Artikel 2 Doelgroep gemeentelijke schuldhulpverlening

  • 1. Inwoners van 18 jaar en ouder van de gemeente Steenwijkerland met een (dreigende problematische) schuldsituatie die zij zonder hulp niet kunnen oplossen.

  • 2. Schuldhulpverlening is niet toegankelijk voor ondernemers met een nog functionerende onderneming en inwoners die met hun bedrijf staan ingeschreven bij de Kamer van Koophandel.

  • 3. In afwijking van het eerste lid kunnen de volgende inwoners uit Steenwijkerland met een (dreigende problematische) schuldsituatie wel in aanmerking komen voor informatie en advies:

    • a.

      inwoners jonger dan 18 jaar

    • b.

      ondernemers met een nog functionerende onderneming en inwoners die met hun bedrijf staan ingeschreven bij de Kamer van Koophandel.

Artikel 3 Melding schuldhulpverlening

  • 1. Verzoekers kunnen zich op de volgende wijzen melden bij het college voor schuldhulpverlening:

    • a.

      via het inloopspreekuur;

    • b.

      telefonisch bij schuldhulpverleners;

    • c.

      per brief; of

    • d.

      per e-mail.

  • 2. Van een melding als bedoeld in het eerste lid is sprake indien verzoeker de volgende gegevens heeft doorgegeven:

    • a.

      NAW-gegevens en BSN van verzoeker;

    • b.

      contactgegevens van verzoeker;

    • c.

      eventuele naam en contactgegevens van gemachtigde van verzoeker;

    • d.

      datum van de aanmelding;

    • e.

      reden van de melding (is er sprake van een bedreigende situatie); en

    • f.

      naam van degene met wie verzoeker gehuwd is.

  • 3. De melding als bedoeld in het eerste lid kan ook via een derde plaatsvinden, indien deze derde daartoe gemachtigd is door verzoeker.

  • 4. Verzoekers die gehuwd zijn dienen zich gezamenlijk tot het college te wenden.

Artikel 4 Wachttijd en procedure in bedreigende situatie (crisisinterventie)

Indien de schuldhulpverlener bij de melding constateert dat sprake is van een bedreigende situatie, draagt de schuldhulpverlener verzoeker per direct over aan de GKB. De GKB houdt binnen drie werkdagen na de melding het intakegesprek met verzoeker waarin zijn hulpvraag wordt vastgesteld.
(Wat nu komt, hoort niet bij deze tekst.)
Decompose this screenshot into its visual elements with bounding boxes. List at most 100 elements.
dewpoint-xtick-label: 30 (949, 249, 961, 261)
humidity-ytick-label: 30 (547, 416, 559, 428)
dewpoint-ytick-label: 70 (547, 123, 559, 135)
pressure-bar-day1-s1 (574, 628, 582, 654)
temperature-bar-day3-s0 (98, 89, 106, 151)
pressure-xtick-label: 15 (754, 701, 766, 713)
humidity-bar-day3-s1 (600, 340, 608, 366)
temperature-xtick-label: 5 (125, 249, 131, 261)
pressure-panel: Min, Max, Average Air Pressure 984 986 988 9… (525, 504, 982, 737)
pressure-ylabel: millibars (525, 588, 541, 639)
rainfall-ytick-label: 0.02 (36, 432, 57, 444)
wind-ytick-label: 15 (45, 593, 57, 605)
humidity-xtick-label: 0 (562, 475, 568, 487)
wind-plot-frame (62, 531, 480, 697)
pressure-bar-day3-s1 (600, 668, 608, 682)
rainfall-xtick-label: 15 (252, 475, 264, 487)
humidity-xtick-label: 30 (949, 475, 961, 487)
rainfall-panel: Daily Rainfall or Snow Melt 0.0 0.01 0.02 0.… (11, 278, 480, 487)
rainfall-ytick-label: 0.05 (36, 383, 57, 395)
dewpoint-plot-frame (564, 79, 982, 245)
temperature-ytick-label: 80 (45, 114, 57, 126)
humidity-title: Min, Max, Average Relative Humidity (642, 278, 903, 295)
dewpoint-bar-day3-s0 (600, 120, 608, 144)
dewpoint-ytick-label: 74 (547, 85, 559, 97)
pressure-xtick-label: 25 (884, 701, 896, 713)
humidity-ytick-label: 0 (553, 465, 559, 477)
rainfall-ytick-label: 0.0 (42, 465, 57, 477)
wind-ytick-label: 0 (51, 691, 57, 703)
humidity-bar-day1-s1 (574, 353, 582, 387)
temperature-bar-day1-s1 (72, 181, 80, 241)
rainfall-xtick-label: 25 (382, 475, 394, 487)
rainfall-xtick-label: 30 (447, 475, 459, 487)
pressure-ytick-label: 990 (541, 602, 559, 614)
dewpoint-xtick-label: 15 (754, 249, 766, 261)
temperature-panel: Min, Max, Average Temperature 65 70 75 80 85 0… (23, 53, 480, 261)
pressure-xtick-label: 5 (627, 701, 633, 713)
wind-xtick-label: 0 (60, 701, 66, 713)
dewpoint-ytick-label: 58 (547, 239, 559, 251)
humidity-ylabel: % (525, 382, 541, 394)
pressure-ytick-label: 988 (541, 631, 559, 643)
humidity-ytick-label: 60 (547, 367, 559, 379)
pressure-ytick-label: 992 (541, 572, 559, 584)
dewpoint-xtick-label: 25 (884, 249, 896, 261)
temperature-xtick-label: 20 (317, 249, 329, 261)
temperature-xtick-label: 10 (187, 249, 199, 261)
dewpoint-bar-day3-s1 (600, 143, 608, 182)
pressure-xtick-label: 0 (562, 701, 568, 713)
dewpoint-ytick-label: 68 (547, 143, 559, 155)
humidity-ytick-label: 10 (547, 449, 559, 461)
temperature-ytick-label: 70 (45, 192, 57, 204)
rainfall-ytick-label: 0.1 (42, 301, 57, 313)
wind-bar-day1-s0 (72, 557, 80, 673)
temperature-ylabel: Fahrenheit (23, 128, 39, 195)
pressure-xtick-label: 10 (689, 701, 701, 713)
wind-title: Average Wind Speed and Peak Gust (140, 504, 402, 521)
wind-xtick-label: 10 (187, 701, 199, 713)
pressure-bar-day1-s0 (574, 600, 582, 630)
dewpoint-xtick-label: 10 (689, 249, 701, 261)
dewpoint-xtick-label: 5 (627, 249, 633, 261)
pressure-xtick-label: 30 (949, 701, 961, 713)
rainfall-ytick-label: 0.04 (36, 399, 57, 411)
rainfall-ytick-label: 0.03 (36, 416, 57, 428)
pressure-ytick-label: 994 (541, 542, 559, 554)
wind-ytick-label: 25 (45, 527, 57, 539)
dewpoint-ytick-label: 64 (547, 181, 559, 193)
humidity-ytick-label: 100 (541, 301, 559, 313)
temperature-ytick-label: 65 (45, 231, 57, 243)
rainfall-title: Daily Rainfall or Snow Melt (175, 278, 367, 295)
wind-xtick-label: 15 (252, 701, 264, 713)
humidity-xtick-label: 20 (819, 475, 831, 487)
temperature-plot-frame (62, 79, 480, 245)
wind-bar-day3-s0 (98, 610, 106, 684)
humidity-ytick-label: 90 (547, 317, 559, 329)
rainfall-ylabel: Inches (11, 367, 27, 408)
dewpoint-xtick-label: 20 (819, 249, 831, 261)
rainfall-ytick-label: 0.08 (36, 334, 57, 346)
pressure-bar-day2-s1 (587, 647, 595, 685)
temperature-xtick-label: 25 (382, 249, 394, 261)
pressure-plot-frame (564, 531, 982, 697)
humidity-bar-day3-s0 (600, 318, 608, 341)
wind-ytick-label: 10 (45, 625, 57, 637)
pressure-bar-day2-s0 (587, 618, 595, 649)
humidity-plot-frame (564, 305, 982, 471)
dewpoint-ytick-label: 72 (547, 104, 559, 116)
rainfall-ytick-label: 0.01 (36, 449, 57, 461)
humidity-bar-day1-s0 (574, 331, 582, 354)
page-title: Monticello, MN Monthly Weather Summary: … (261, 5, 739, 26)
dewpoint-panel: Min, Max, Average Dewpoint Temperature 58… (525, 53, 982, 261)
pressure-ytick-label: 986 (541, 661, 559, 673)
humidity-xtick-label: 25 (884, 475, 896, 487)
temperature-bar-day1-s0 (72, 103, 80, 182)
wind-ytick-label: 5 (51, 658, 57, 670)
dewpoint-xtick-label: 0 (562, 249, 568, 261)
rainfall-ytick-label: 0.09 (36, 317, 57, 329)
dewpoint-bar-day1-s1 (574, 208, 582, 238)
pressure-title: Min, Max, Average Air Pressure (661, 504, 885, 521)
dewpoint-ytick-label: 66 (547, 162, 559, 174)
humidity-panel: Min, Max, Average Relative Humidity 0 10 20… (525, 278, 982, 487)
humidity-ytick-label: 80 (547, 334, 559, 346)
De GKB past de crisisinterventie namens het college toe om de bedreigende situatie af te wenden.

Artikel 5 Wachttijd en procedure algemeen

  • 1. Binnen twee weken na de melding als bedoeld in artikel 3 vindt een intakegesprek plaats. Met dit intakegesprek stelt de schuldhulpverlener de hulpvraag vast.

  • 2. Op basis van het intakegesprek, eventuele vervolggesprek(ken) en de door of namens verzoeker verstrekte gegevens maakt de schuldhulpverlener de afweging of en in welke mate verzoeker voor schuldhulpverlening in aanmerking komt. Daarbij onderzoekt de schuldhulpverlener achtereenvolgens de mogelijkheden van verzoeker om:

    • a.

      op eigen kracht zijn schulden te regelen;

    • b.

      met behulp van de schuldhulpverlener zijn schulden te regelen en;

    • c.

      met behulp van de GKB zijn schulden te regelen.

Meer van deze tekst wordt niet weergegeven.